Through the implementation of the poultry master plan, the industry has invested R800-million to upgrade production. South Africa now produces an additional one million chickens every week.

The sugar master plan was signed during the lockdown, with a commitment from large users of sugar to procure at least 80% of their sugar needs from local growers. Through the implementation of the plan, last year saw a rise in local production and a decline in imported sugar, creating stability for an industry that employs some 85 000 workers. Support for black small-scale farmers is being stepped up, with a large beverage producer committing to expand its procurement sharply.

Since the signing of the clothing, textile, footwear and leather master plan in November 2019, the industry has invested more than half-a-billion rand to expand local manufacturing facilities, including SMMEs.

Through the automobile industry master plan we have worked closely with the auto sector to help it weather the pandemic. By the end of the year, the sector had recovered around 70% of its normal annual production, in difficult circumstances.
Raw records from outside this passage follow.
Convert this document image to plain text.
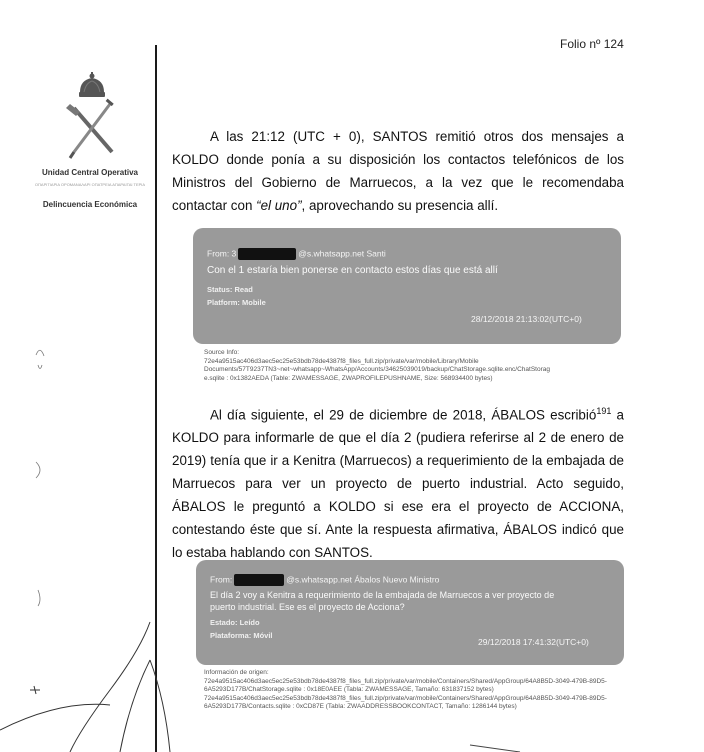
Folio nº 124
Unidad Central Operativa
ΟΠΑΡΙΤΙΑΡΙΑ ΟΡΟΜΑΝΑΛΑΡΙ ΟΠΑΤΡΕΙΑ ΑΠΑΡΑΙΤΑΙ ΤΕΡΙΑ
Delincuencia Económica
A las 21:12 (UTC + 0), SANTOS remitió otros dos mensajes a KOLDO donde ponía a su disposición los contactos telefónicos de los Ministros del Gobierno de Marruecos, a la vez que le recomendaba contactar con “el uno”, aprovechando su presencia allí.
From: 3	@s.whatsapp.net Santi
Con el 1 estaría bien ponerse en contacto estos días que está allí
Status: Read
Platform: Mobile
28/12/2018 21:13:02(UTC+0)
Source Info:
72e4a9515ac406d3aec5ec25e53bdb78de4387f8_files_full.zip/private/var/mobile/Library/Mobile
Documents/57T9237TN3~net~whatsapp~WhatsApp/Accounts/34625039019/backup/ChatStorage.sqlite.enc/ChatStorag
e.sqlite : 0x1382AEDA (Table: ZWAMESSAGE, ZWAPROFILEPUSHNAME, Size: 568934400 bytes)
Al día siguiente, el 29 de diciembre de 2018, ÁBALOS escribió$^{191}$ a KOLDO para informarle de que el día 2 (pudiera referirse al 2 de enero de 2019) tenía que ir a Kenitra (Marruecos) a requerimiento de la embajada de Marruecos para ver un proyecto de puerto industrial. Acto seguido, ÁBALOS le preguntó a KOLDO si ese era el proyecto de ACCIONA, contestando éste que sí. Ante la respuesta afirmativa, ÁBALOS indicó que lo estaba hablando con SANTOS.
From:	@s.whatsapp.net Ábalos Nuevo Ministro
El día 2 voy a Kenitra a requerimiento de la embajada de Marruecos a ver proyecto de
puerto industrial. Ese es el proyecto de Acciona?
Estado: Leído
Plataforma: Móvil
29/12/2018 17:41:32(UTC+0)
Información de origen:
72e4a9515ac406d3aec5ec25e53bdb78de4387f8_files_full.zip/private/var/mobile/Containers/Shared/AppGroup/64A8B5D-3049-479B-89D5-
6A5293D177B/ChatStorage.sqlite : 0x18E0AEE (Tabla: ZWAMESSAGE, Tamaño: 631837152 bytes)
72e4a9515ac406d3aec5ec25e53bdb78de4387f8_files_full.zip/private/var/mobile/Containers/Shared/AppGroup/64A8B5D-3049-479B-89D5-
6A5293D177B/Contacts.sqlite : 0xCD87E (Tabla: ZWAADDRESSBOOKCONTACT, Tamaño: 1286144 bytes)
In February 2021, the Ford Motor Company announced a R16-billion investment to expand its manufacturing facility in Tshwane for the next-generation Ford Ranger bakkie. This investment will support the growth of around 12 small and medium enterprises in automotive component manufacturing. Nearly half the procurement spend on the construction of bulk earthworks and top structure at the Tshwane Special Economic Zone during this phase is expected to be allocated for SMMEs, an amount equal to R1.7-billion in procurement opportunities.

Toyota has invested in its KwaZulu-Natal facility to start production of the first generation of hybrid electric vehicles to come off a South African assembly line. This follows investment announcements by Nissan, Mercedes-Benz and Isuzu of expanded production facilities, all of which cement South Africa’s position as a global player in auto manufacturing. This year our focus will be on getting the industry back to full production, implementing the Black Industrialist Fund and working on a new platform for expanded auto trade with the rest of the continent. This will be part of our concerted effort to boost the manufacturing sector.

Africa Free Trade Area

This year we will begin to harness the opportunities presented by the African Continental Free Trade Area (AfCFTA), which came into operation on 1 January following the adoption of the Johannesburg Declaration by the African Union.

The AfCFTA provides a platform for South African businesses to expand into markets across the continent, and for South Africa to position itself as a gateway to the continent.

Broad-based black economic empowerment

To address the deep inequalities in our society, we must accelerate the implementation of broad-based black economic empowerment policies on ownership, control and management of the economy. In 2020, the government agreed to landmark deals with companies that will advance black economic empowerment by transferring ownership to their workers.

In November 2020 we held our third South Africa Investment Conference to review the implementation of previous commitments and to generate new investment in our economy. Even under difficult economic circumstances, the investment conference managed to raise some R108-billion in additional investment commitments. Together with investment confirmed from the two previous investment conferences, we have now received R773-billion in investment commitments towards our five-year target of R1.2-trillion.

Firms have reported that R183-billion of these investments has already flowed into projects that benefit the South African economy. This shows that our country is still an attractive investment destination for both local and offshore companies. We have worked to facilitate investment by increasing the ease of doing business, including by making it easier to start a business. In the past year, more than 125 000 new companies have been registered through the BizPortal platform, completing their registration in just a matter of hours from the comfort of their homes or offices. We are making it easier for business to do business.